Graduation Year


Document Type




Degree Name

MS in Mechanical Engineering (M.S.M.E.)

Degree Granting Department

Mechanical Engineering

Major Professor

David W. Murphy, Ph.D.

Committee Member

Rasim Guldiken, Ph.D.

Committee Member

Andres E. Tejada-Martinez, Ph.D.


flag with frame, omnidirectional, regular flapping, renewable energy, wind harvesting


Renewable energy sources are vital to reduce dependence on fossil fuels that are harmful for the environment and release greenhouse gases causing global warming. Wind energy is a natural source of energy that is abundant in the environment. While wind turbines are most popular, convenient, and used to harvest energy at large scales, there have been recent studies focusing on harvesting energy from the wind for microdevices. Such micro wind energy harvesters can decrease dependence on batteries.
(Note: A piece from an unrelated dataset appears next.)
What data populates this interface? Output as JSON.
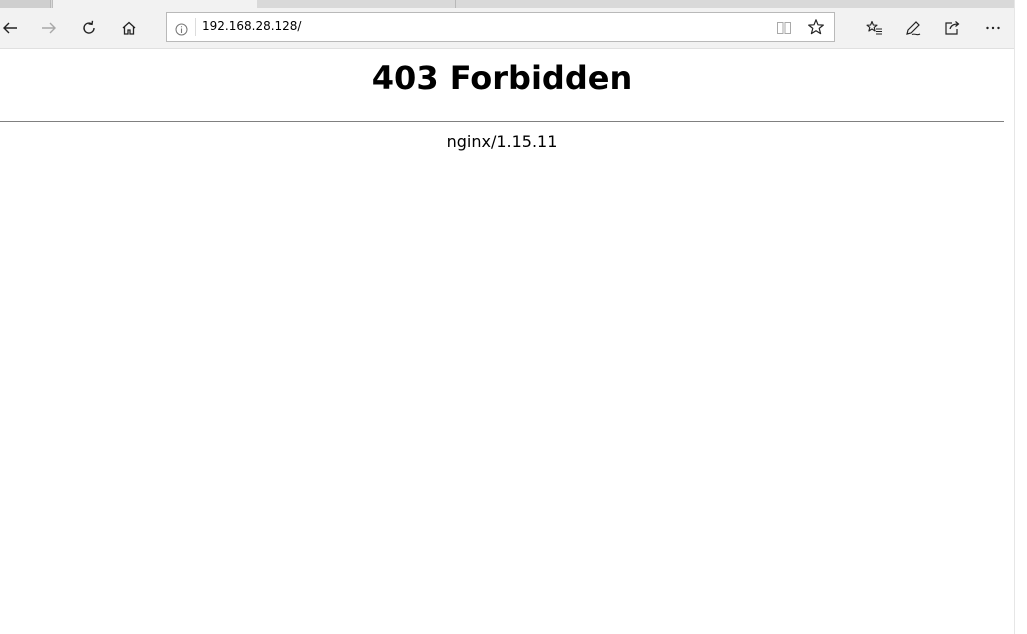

In this study, a novel, framed flag micro wind harvester was designed and tested, and its behavior at three different wind speeds was experimentally examined in a wind tunnel. The main purpose of this study is to determine the geometric and wind speed conditions under which regular flapping occurs in the flag material.

A high-speed camera was used to visualize the motion of the harvester at different wind speeds and at various parametric ratios of the flag material length to the frame length. The movies taken by the camera are analyzed using Image J software to find the flapping frequency, flapping angle, and the amplitude. Nondimensional parameters such as the Re number and St number also are calculated.

This study finds that parametric ratios of 1.1 and 1.2 with the medium wind speed condition of 5 m/s are optimal flapping conditions. These optimal conditions would conveniently allow the use of piezoelectric material as the flag material in order to harvest energy. Further, an advantage of this novel design over previous designs is that the wind harvester naturally aligns with the wind direction and is thus omnidirectional.